02 Oct Are Menopausal Mood Swings Ruining Your Life?
Most women believe that menopause only means you’ll have hot flashes and night sweats. However, did you know that mood swings are one of the biggest problems of the premenopausal and menopausal period?
The symptoms are similar to premenstrual syndrome (PMS) only the symptoms tend not to last just a few weeks but can last for many months or years.
Fluctuating hormones are the cause of this emotional turmoil and while severity will vary from woman to woman, it is not uncommon for women to start crying or go into a rage for no apparent reason.
Mood Swings and Menopause Symptoms
The typical emotional symptoms seen in menopause and in the premenopausal state include the following:
• Lack of motivation
• Feelings of sadness or tearfulness
• Problems concentrating
• Changes in mood, sometimes drastic and unexplainable
• Increased tension
If you are a woman between the ages of 40 to 60 years, the mood swings, including sadness and irritability, often go hand in hand with being in menopause. These symptoms are more likely to occur if you have a prior history of mood swings, premenstrual syndrome, or depression.
Rather than just deal with the symptoms, suffering for many years, it is essential to balance your hormones and take the right supplements! There are so many things that can be done to control these symptoms. You might believe you are losing it, but please know that natural solutions can and will help you!
Things like memory difficulties and problems to concentrate are also signs of perimenopause and menopause. Most of these symptoms tend to be extremely temporary and can helped by a combination of the right foods, lifestyle choices, supplements, herbs, oils, mindfulness and a lot of support from your loved ones.

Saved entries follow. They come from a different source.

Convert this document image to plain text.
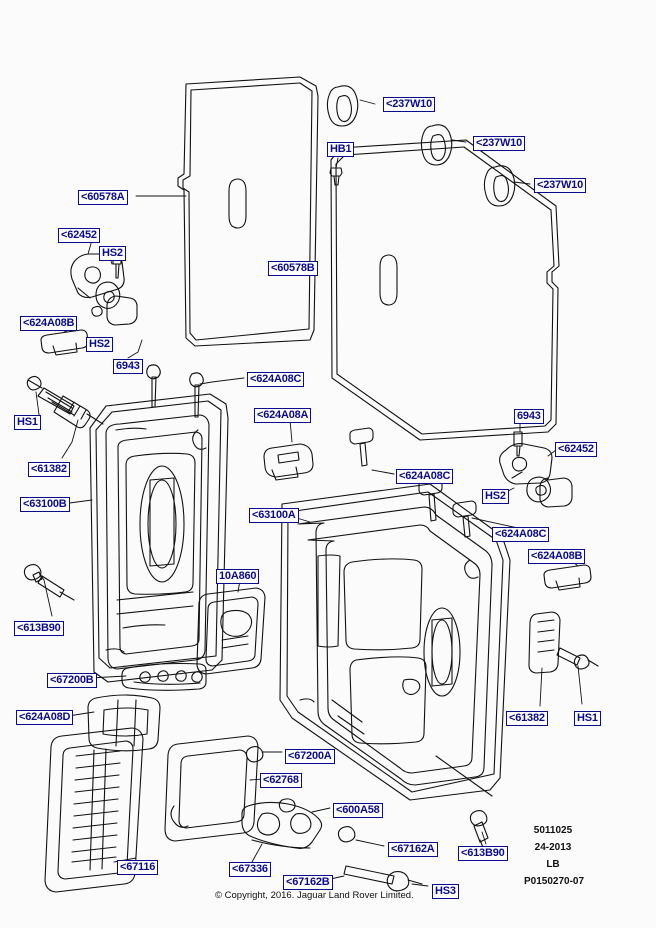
<237W10
<237W10
<237W10
HB1
<60578A
<60578B
<62452
HS2
<624A08B
HS2
6943
<624A08C
<624A08A
HS1
<61382
<624A08C
<63100B
<63100A
6943
<62452
HS2
<624A08C
<624A08B
10A860
<613B90
<67200B
<624A08D	<61382	HS1
<67200A
<62768
<600A58
<67162A <613B90
<67116	<67336
<67162B
HS3
5011025
24-2013
LB
P0150270-07
© Copyright, 2016. Jaguar Land Rover Limited.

The most common symptoms you’ll find in menopause are feelings of sadness (depressive symptoms) and irritability.
These are things you can do in order to manage the change in emotions, which are usually due to fluctuating hormones during the menopausal state:
• De-stress your life. You need to take a look at those things that cause you the most stress and do what things you can in order to have as little stress in your life as possible. It may mean handling financial stressors, changing jobs, and managing relationships that are stressful to you.
• Exercise and get into a healthy diet. Dieting and exercising can help prevent not only the weight gain that can go along with menopause but these things can improve your mood without having to take medications.
• Stay away from alcohol and tranquilizers. These things are depressive agents so that you actually worsen your mood swings by taking them, especially if you use them on a regular basis.
• Keep a connection with your community and family members. These things can give you something to do besides feel bad and make for a longer, healthier life.
• Find a creative resource that helps you feel as though you are achieving something. If you have no hobbies or avocations, this is the time to find those that can improve your quality of life. It can be any hobby that interests you and that can help you feel less moody.
• Keep your friends close to you. People that maintain and nurture friendships can live longer and can have an improved quality of life.
• Get plenty of sleep. A big part of the mood swings in menopause is related to a lack of quality sleep. Studies out of the University of Pennsylvania have indicated that sleep deprivation can make you more susceptible to menopausal symptoms. Use good sleep hygiene by sleeping in a dark room and using your bed for only sex and sleeping. Don’t take stimulant or eat large meals just before going to bed.
• Try supplementation and Herbal Supplements targeted to your hormone profile.
Many women may be able to find relief from menopausal mood swings by taking herbal supplements specifically for menopause, including black cohosh, and St. John’s Wort. If you are taking them with other medications, talk to your doctor before taking them as they can interfere with certain medicines you are already taking.
• Decrease caffeine intake. Caffeine is a stimulant substance that can increase moodiness and jitteriness. As your ovarian hormones are already interfering with your mood, you don’t need the added effect of a stimulant in your system. Drink caffeinated beverages only in the morning and stop drinking them after lunch. Smoking can have similar effects so, if you smoke. This would be a good time to consider quitting.
Mood swings in menopause are not a myth. There are definite changes in a woman’s emotional resources during menopause that can be treated with lifestyle changes or with medications.
Sometimes, it helps to simply keep in mind and remind yourself that menopause will end, and so will the mood swings.